Pork farming has not been a problem spot in the state; there are only 20 to 30 pork farms in Alabama.
Row crop farmers mostly now are planting their crops, such as cotton, corn, soybeans or peanuts, according to state agriculture officials.
Prices for those products are at their lowest since the 1980s, Wilson said.
“It’s difficult, right now, to say how much this will impact agriculture, because row crop farmers are planting and continuing to do regular day-to-day work. But if those prices don’t improve by the fall, it’s going to be a very rough year in agriculture.” she added.

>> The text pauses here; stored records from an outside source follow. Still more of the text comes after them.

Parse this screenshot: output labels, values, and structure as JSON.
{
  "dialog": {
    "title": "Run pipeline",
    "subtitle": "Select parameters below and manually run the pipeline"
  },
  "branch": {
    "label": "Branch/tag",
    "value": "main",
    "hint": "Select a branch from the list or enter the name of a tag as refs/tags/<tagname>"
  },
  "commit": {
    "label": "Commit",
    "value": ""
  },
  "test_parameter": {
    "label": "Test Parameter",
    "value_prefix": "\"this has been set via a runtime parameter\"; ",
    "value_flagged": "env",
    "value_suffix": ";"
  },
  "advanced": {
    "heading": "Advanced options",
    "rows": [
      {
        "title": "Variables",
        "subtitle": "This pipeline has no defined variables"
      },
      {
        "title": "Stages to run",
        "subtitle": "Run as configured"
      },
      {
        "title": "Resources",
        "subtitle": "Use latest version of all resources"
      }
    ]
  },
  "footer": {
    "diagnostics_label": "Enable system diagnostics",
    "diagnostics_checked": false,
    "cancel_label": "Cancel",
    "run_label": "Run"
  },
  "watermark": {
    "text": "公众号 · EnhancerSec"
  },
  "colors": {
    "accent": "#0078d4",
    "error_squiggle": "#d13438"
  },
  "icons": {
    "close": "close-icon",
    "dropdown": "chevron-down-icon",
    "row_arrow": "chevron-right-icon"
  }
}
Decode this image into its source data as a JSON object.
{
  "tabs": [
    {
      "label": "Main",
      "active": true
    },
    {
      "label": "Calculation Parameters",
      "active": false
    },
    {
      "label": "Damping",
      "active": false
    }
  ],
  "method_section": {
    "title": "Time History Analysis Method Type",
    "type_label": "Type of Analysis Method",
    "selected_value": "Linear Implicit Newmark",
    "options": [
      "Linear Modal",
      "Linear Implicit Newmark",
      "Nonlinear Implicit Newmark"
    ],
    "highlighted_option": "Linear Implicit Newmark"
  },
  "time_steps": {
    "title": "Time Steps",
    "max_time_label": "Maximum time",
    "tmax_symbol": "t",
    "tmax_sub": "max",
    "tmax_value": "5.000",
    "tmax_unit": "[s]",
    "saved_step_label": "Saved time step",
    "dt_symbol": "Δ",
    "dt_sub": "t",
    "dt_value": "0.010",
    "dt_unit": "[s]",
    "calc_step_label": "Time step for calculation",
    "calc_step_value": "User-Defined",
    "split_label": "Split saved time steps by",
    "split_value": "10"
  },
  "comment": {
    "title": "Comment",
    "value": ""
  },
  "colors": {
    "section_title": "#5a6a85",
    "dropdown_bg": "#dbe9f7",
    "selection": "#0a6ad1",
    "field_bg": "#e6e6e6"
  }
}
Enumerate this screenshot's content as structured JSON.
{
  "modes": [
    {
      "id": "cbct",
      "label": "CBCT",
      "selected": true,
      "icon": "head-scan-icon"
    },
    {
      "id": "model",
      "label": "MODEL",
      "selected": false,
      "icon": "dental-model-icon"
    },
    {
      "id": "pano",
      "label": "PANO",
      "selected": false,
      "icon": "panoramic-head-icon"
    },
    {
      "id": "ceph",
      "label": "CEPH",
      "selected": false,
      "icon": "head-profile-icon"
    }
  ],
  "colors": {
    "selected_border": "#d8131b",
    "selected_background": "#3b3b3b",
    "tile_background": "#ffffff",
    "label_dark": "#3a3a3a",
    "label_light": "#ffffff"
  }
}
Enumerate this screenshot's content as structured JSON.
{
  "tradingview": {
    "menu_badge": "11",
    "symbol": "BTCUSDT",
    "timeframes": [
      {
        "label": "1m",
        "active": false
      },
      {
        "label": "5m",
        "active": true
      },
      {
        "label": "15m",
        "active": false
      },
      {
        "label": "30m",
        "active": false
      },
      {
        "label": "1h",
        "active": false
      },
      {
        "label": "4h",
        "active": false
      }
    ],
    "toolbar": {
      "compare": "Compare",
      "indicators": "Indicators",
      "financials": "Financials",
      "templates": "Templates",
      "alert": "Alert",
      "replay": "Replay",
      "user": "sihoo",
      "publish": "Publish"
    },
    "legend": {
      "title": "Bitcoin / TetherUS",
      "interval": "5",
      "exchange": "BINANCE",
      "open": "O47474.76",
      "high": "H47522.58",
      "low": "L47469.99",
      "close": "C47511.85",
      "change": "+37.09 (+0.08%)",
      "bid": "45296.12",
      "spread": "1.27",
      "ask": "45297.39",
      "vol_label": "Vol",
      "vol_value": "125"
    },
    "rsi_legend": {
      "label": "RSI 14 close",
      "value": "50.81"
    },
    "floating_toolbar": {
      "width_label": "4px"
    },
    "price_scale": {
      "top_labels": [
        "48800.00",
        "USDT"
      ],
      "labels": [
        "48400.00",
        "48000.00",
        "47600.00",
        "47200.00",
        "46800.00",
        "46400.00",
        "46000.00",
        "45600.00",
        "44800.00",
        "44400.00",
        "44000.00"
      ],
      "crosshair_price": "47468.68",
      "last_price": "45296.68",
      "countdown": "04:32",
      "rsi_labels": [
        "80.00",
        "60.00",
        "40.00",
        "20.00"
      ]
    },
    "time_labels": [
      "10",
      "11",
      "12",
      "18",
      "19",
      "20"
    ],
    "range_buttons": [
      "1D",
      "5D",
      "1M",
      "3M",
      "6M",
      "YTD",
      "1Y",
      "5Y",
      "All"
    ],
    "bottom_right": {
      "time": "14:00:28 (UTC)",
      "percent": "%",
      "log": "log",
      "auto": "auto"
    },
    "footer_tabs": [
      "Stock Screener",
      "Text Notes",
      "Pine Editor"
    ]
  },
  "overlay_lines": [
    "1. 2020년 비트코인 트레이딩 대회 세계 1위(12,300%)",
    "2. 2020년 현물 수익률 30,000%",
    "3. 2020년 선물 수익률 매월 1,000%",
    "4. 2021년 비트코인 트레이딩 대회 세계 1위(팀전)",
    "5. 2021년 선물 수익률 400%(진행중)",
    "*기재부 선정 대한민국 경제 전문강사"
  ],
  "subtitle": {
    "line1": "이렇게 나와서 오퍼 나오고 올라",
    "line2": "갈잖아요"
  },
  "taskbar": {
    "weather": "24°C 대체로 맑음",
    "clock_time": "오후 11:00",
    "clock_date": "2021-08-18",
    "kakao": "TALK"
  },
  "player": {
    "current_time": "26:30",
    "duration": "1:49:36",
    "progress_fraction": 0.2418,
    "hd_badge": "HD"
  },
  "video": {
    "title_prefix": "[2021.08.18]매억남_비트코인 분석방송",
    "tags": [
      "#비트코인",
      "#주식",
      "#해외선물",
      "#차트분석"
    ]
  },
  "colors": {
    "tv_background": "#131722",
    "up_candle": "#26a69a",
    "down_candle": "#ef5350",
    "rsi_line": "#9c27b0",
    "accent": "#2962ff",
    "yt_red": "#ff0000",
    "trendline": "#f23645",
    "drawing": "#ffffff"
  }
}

Farmers of fruit and vegetable crops are doing OK, but they have gotten more inventive than usual to sell their crops.
Most Alabama fruits and vegetable crops go directly from the farmer to the consumer through U-picks, farmers markets and roadside stands. Because of social distancing to stem the spread of the coronavirus, farmers markets to implement a drive-thru model. Some also have started online sales for pickup or delivery, Wilson said.
About 30% of the strawberry market is U-pick, and they are available now.
“Some peaches and blueberries are coming from Barbour County now, mostly to farmers markets or stands,” Wilson said. “Chilton County peaches will be available in mid to late May. And next week, sweet corn from Baldwin County should be on the market.
“There have been no issues with the state’s fruit and vegetable crops – no labor issues and none related to COVID-19,” she said.
But Pate is concerned that so much of the state’s peach crop is sold to travelers – think Durbin’s Farm in Clanton – and that because of the coronavirus, the state will not have the number of travelers passing through. “The stands will have to be more creative,” he said.
A statewide connector between consumer and farmer, Sweet Grown Alabama, Tuesday launched its new online searchable database and website.
Consumers looking to buy local products are encouraged to visit the website and search for farmers in their area. Each farmer profile features products grown, location, social media links, website links and ways to purchase products.
The website is part of a branding program for state agriculture products that began in September. It is a nonprofit funded by seven founding members.
“Other states have had branding programs for years; we have been behind,” said Ellie Watson, director of SweetGrownAlabama.
Farmers apply for a license to use the logo for anything grown in the state. The cost of the license is determined by the farmer’s resources. Most resources are below $50,000, and that license cost $100.
There already are 130 farmer members. If the logo is on the product, it is grown in Alabama, Watson said.
Alabama farmers are no slackards.
“Half the peanuts harvested in the nation come from within a 150-mile radius of Dothan,” Kelley said. Satsuma farming in Baldwin and Mobile counties has made Alabama the third leading satsuma-producing state in the nation.
Agriculture products sold in Baldwin County, with its sunny climate, account for more than $120 million a year, with grains, oilseeds, and dry beans and peas accounting for more than $101 million, according to a U.S. Department of Agriculture farm census.
DeKalb County leads the state in production of livestock and poultry products – poultry and eggs and hogs, according to the farm census.
“Alabama farmers are selling all they have,” Pate said. “There are no issues like in other states. No resources are going to waste in Alabama.”
All farmers markets are open in the state, Pate said.
“I am proud to say that there has been no milk poured out, no produce plowed under and no animals euthanized. We have done as well as any other state,” he added. “There is plenty of food, it’s safe and abundant. Poultry is at 90% abundant and we will work things out with the meat processors.
“When we return to normal, I hope a greater number of people will have an appreciation for food.”